The Apostolic Fathers. The Church Fathers.
I want to introduce you to a group of leaders during first three centuries of the church known as the apostolic fathers or the church fathers. These men often wrote to combat heresy and to establish orthodoxy. The only problem is that sometimes their orthodoxy wasn’t based on the teaching of the Apostles. So, when the read the Apostolic Fathers, you have to read with a discerning mind.
There are so many church fathers to cover that we will not be able to talk about all of them in class. Allow me to list a few of their names and focus on one of them in this blog. I think you will find his words encouraging.
A partial list of the Apostolic Fathers:
Clement, Bishop of Rome. Wrote c. ad 95-96.
Ignatius of Antioch (30/35 to 110/117).
Papius. Bishop of Hierapolis in Phrygia. He wrote c. ad 130.
Irenaeus. Born 115 or 130 died around 200.
Tertullian. From Carthage in North Africa. c. ad 160-220.
Clement of Alexandria, c. 150 – 215
Origen, c. 185–254. From Alexandria.
The Epistle to Diognetus.
An anonymous author wrote this letter to the Romans as an apology, a defense of Christianity. The letter was written between AD 150-225. The epistle is written to Diognetus, who might have been the tutor to Marcus Aurelius the philosopher emperor who persecuted the church.

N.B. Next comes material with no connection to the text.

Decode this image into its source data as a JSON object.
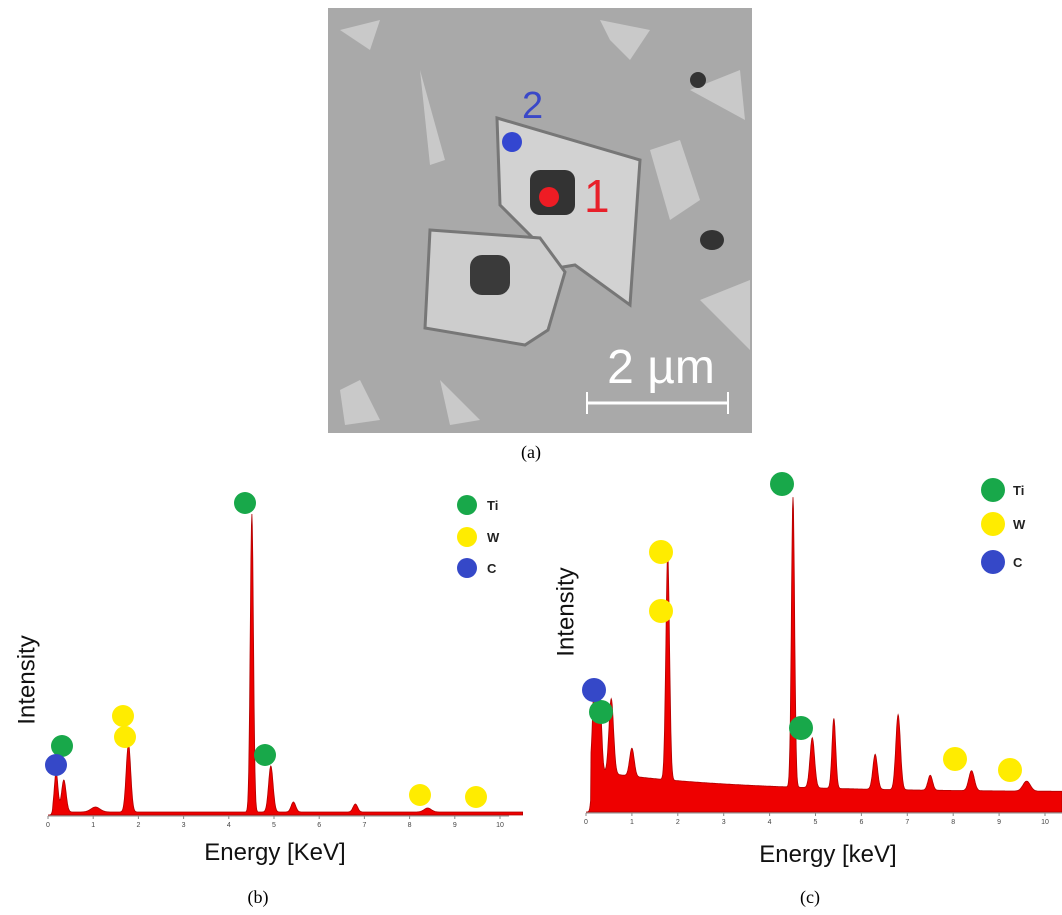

The epistle notes how Christianity is perceived by the world. But the author defends the actions of Christians, noting the good they do for society.
The letter speaks of the folly of idolatry, the inadequacy of Judaism, and the superiority of Christianity. The author posits that Christianity builds character. Therefore, Rome ought to appreciate Christianity because it heightens the morals and character of people. The author believes that Christianity is to the world what the soul is to the body.
Here is an excerpt from the letter. The author describes what Christians were like in the second half of the second century.
Description of Christians:
“They live in their own countries, but only as aliens; they participate in everything as citizens, and endure everything as foreigners. Every foreign country is their fatherland, and every fatherland is foreign. They marry like everyone else, and have children, but they do not expose their offspring. They share their food but not their wives. They are “in the flesh,” but they do not live “according to the flesh.” They live on earth, but their citizenship is in heaven. They obey the established laws; indeed in their private lives they transcend laws. They love everyone, and by everyone, they are persecuted. They are unknown, yet they are condemned; they are put to death, yet they are brought to life. They are poor, yet they make many rich; they are in need of everything, yet they abound in everything. They are dishonored, yet they are glorified in dishonor; they are slandered, yet they are vindicated. They are cursed, yet they bless; they are punished as evildoer; when they are punished, they rejoice as though brought to life. By the Jews they are assaulted as foreigners, and by the Greeks they are persecuted, yet those who hate them are unable to give a reason for their hostility.”
“In a word, what the soul is to the body, Christians are to the world.” (Lightfoot, p. 299).
Conclusion: Ask yourself–Can the same be said of Christians and Christianity today?